しかし、この貴族たちはさらにもう一つの“手”を用意していた。
「そういえば、ウェンフィールド伯爵家の跡取り息子はどうしている? あれはリリアナ嬢の元婚約者ではなかったか?」
「クリスピン殿ですか……夜会のあれ以来、すっかり信用を失って、国境でも醜態をさらしたと聞いております。まるで落ちぶれた存在ですな」
「逆に都合がいいではないか。彼は今や立場を失い、リリアナに執着しているという噂もある。彼をうまく焚きつければ、工房の内情を探るための足がかりにできるかもしれない」
そう画策する彼らだったが、実際にはクリスピンはすでに信用を失いすぎており、リリアナに近づく術も持っていない。何度か接触を試みようとしても、門前払いされるのがオチだった。

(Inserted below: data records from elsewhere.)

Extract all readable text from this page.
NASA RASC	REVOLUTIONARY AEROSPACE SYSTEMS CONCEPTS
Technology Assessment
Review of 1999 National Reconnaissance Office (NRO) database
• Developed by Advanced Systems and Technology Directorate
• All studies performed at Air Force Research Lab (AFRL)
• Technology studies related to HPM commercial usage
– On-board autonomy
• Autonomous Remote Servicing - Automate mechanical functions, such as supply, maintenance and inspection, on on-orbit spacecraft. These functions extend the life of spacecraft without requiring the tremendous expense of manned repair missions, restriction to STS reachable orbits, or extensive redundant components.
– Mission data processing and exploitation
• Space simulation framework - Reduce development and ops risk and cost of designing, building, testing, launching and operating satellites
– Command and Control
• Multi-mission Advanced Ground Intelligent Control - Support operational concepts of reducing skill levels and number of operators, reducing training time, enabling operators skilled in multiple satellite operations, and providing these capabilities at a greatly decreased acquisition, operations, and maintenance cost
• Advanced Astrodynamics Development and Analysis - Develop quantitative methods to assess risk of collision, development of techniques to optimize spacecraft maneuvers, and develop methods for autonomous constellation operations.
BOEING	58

ある日の夕刻、ウェンフィールド伯爵家の控え室で貴族の一人がクリスピンと対面し、言葉巧みにリリアナへの接近を促そうとしたことがある。しかし、ぼんやりと暗い顔をしたクリスピンは「今さら俺が何を言っても、彼女は聞いてくれない」と弱々しく答えるばかり。

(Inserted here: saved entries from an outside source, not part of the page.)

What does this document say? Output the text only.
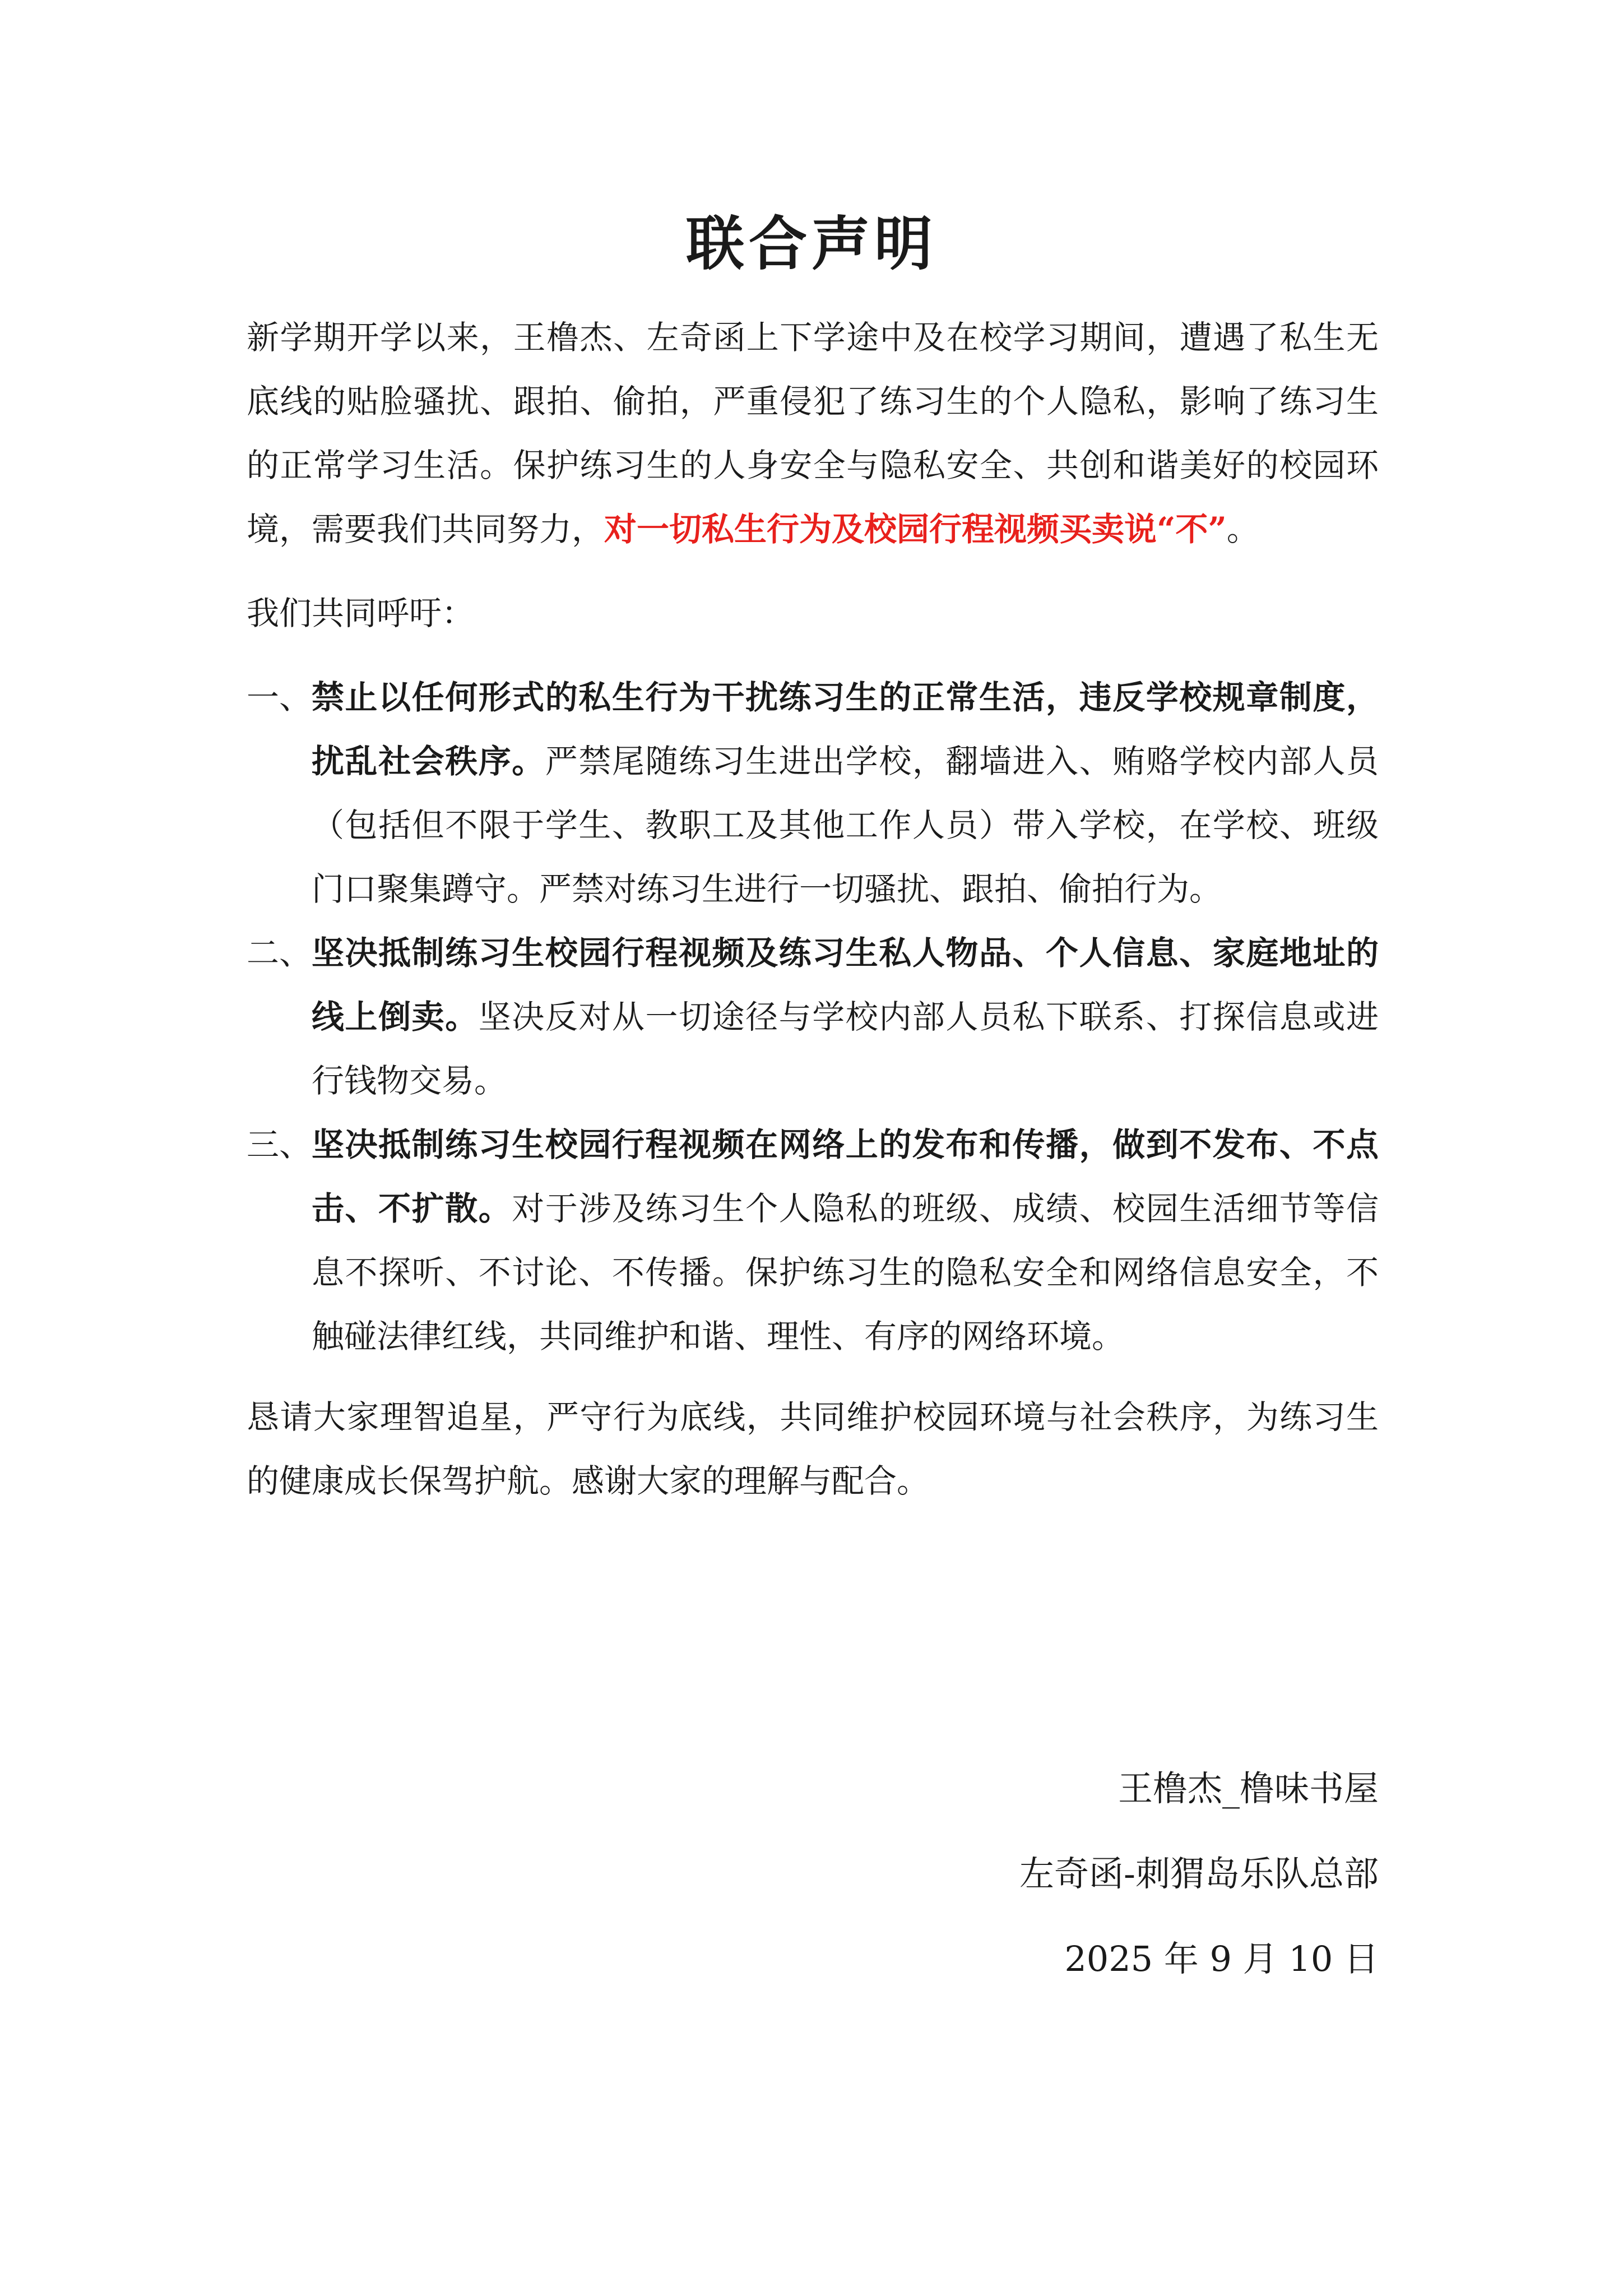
联合声明

新学期开学以来，王橹杰、左奇函上下学途中及在校学习期间，遭遇了私生无底线的贴脸骚扰、跟拍、偷拍，严重侵犯了练习生的个人隐私，影响了练习生的正常学习生活。保护练习生的人身安全与隐私安全、共创和谐美好的校园环境，需要我们共同努力，对一切私生行为及校园行程视频买卖说“不”。

我们共同呼吁：

一、 禁止以任何形式的私生行为干扰练习生的正常生活，违反学校规章制度，扰乱社会秩序。严禁尾随练习生进出学校，翻墙进入、贿赂学校内部人员（包括但不限于学生、教职工及其他工作人员）带入学校，在学校、班级门口聚集蹲守。严禁对练习生进行一切骚扰、跟拍、偷拍行为。
二、 坚决抵制练习生校园行程视频及练习生私人物品、个人信息、家庭地址的线上倒卖。坚决反对从一切途径与学校内部人员私下联系、打探信息或进行钱物交易。
三、 坚决抵制练习生校园行程视频在网络上的发布和传播，做到不发布、不点击、不扩散。对于涉及练习生个人隐私的班级、成绩、校园生活细节等信息不探听、不讨论、不传播。保护练习生的隐私安全和网络信息安全，不触碰法律红线，共同维护和谐、理性、有序的网络环境。

恳请大家理智追星，严守行为底线，共同维护校园环境与社会秩序，为练习生的健康成长保驾护航。感谢大家的理解与配合。

王橹杰_橹味书屋
左奇函-刺猬岛乐队总部
2025 年 9 月 10 日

貴族たちはそっと眉をひそめながら屋敷を後にした。「これでは駒にすら使えないな……」と舌打ち混じりにこぼし、やむなく別の手段を講じることにする。
「クリスピンは使えない。なら、こちらから直接動くしかないな。夜陰に乗じて工房へ忍び込み、研究資料をいただく。多少荒事になっても構わんだろう。どうせ裏から手を回せばもみ消せる」
「しかし、彼女らには王宮やエリオン公国の騎士まで後ろ盾がある。あまり大規模なことをすれば、我々も疑われるのでは……」
「だから“最後の手段”だと言ったろう。表立っては動かない。闇に通じた者を雇い、証拠を残さずに済ませる。工房に詳しい内通者も確保しておく必要があるが、まあ金を積めばいくらでも……」
こうして、彼らは工房に対して直接スパイや盗賊を差し向ける計画を立て始めた。表向きはリリアナに「新技術を一緒に研究しよう」と甘い言葉をかけて取り込みを図り、裏では最悪のケースとして「技術情報を強奪する」という二段構えだ。

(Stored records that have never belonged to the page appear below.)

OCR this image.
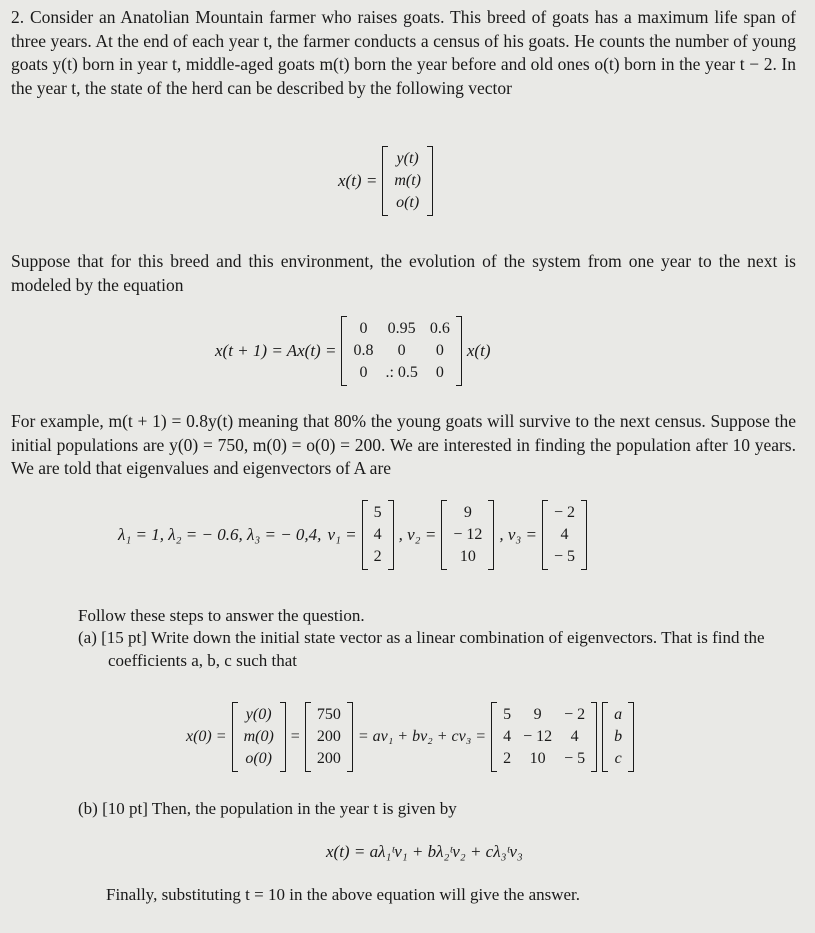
2. Consider an Anatolian Mountain farmer who raises goats. This breed of goats has a maximum life span of three years. At the end of each year t, the farmer conducts a census of his goats. He counts the number of young goats y(t) born in year t, middle-aged goats m(t) born the year before and old ones o(t) born in the year t − 2. In the year t, the state of the herd can be described by the following vector

x(t) =
y(t)
m(t)
o(t)

Suppose that for this breed and this environment, the evolution of the system from one year to the next is modeled by the equation

x(t + 1) = Ax(t) =
0	0.95	0.6
0.8	0	0
0	.: 0.5	0
x(t)

For example, m(t + 1) = 0.8y(t) meaning that 80% the young goats will survive to the next census. Suppose the initial populations are y(0) = 750, m(0) = o(0) = 200. We are interested in finding the population after 10 years. We are told that eigenvalues and eigenvectors of A are

λ₁ = 1, λ₂ = − 0.6, λ₃ = − 0,4, v₁ =
5
4
2
, v₂ =
9
− 12
10
, v₃ =
− 2
4
− 5

Follow these steps to answer the question.

(a) [15 pt] Write down the initial state vector as a linear combination of eigenvectors. That is find the coefficients a, b, c such that

x(0) =
y(0)
m(0)
o(0)
=
750
200
200
= av₁ + bv₂ + cv₃ =
5	9	− 2
4	− 12	4
2	10	− 5
a
b
c

(b) [10 pt] Then, the population in the year t is given by

x(t) = aλ₁ᵗv₁ + bλ₂ᵗv₂ + cλ₃ᵗv₃

Finally, substituting t = 10 in the above equation will give the answer.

未練がましくリリアナを追っていたクリスピンですら、自分が利用されていることに気づかず、ましてや会話さえまともにできない状況。焦る貴族たちは、最も手っ取り早い略奪への道に踏み込もうとしていた。
そうした動きがあることを、リリアナ自身はまだ詳細には知らない。ただ、工房の外に怪しい人物が出入りしているとの報告や、研究資料を狙う輩がいるという噂は以前から耳にしていた。
にもかかわらず、彼女は研究をやめるわけにはいかない。防護魔術具や回復薬をより強力にするための改良を止めれば、遠く国境や辺境で苦しむ人たちを見捨てることになる。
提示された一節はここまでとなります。